You are right, 250 grams is extremely heavy for a balsa wood 30cm long bridge. However, you are building a spaghetti bridge, which is different. If I were you, I would try and use up most of those 250 grams and go for both the extra credit points. You can build a bridge that not only holds the most, but is also the most efficient. I have not had a lot of experience with spaghetti bridges, so I don’t have any photos on this site to share with you. But you can google for some photos to kind of get an idea of what people have done in the past. And if you feel like it, I would love for you to submit some photos of your bridge when it is done.
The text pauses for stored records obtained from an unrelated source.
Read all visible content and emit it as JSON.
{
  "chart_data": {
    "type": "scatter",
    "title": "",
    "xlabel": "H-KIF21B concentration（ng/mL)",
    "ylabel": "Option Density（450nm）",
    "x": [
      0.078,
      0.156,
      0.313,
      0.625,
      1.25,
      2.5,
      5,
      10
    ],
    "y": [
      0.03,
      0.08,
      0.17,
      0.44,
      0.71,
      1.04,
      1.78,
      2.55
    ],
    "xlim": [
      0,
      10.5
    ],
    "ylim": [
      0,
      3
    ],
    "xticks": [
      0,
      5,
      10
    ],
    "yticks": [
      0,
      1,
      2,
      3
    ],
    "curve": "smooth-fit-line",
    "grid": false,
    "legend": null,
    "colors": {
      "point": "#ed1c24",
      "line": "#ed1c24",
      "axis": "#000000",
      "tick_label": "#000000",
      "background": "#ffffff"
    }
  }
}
A truss has an optimal load distribution when it has an aspect ratio near 2:1 I believe. I really cannot find anything in any of my statics or strengths textbooks, nor can I find any real information to prove this. The title of this section should be “Aspect Ratio” becuase this is what it is called.

I also found all of your information to be the case when I designed my first truss a few years ago. Taller trusses just hold more, yet the trade-off comes in the form of increased material requirements. This is where the optimization gets a bit tricky. And there should be a way to calculate the efficiency of a truss based on the style of truss, and the aspect ratio.

But, again, I cannot find any solid evidence to point anyone to on how this works, other than that it is simple geometry. Anyone that knows the method of joints understands why increasing the height works.

Never try to build a truss with an aspect ratio of 20:1 or higher, unless you want unrealistic deflections. I am having an issue with this now, designing trusses in ANSYS with an aspect ratio of 28:1, for my given deflection specification of 1/180th of the span maximum, I am finding I need a cross sectional area of steel to be around 250in^2, thats basically a large steel beam. with at least a 16inx16in square solid cross section. Just impossible to make efficient.

Thanks for the info!! I am doing a science fair project testing how much weight different bridge truss hold. Thanks again!!

That is a 8:1 ratio. A good place to start is 6:1. If you know what you are doing, you can change the length to weight ratio. As long as you understand the material on this page, feel free to experiment at getting the best efficiency for your design.

so if my bridge is 24″ long it should be 3″ tall?

hi,,,,

sorry to say he defined the 6:1 rather 8:1

so ur bridge height should be 4 units

Your bridge is 45 units long and 12 units tall? That sounds pretty reasonable.

would you say a 45:12 (7.5:2) ratio is bad or good?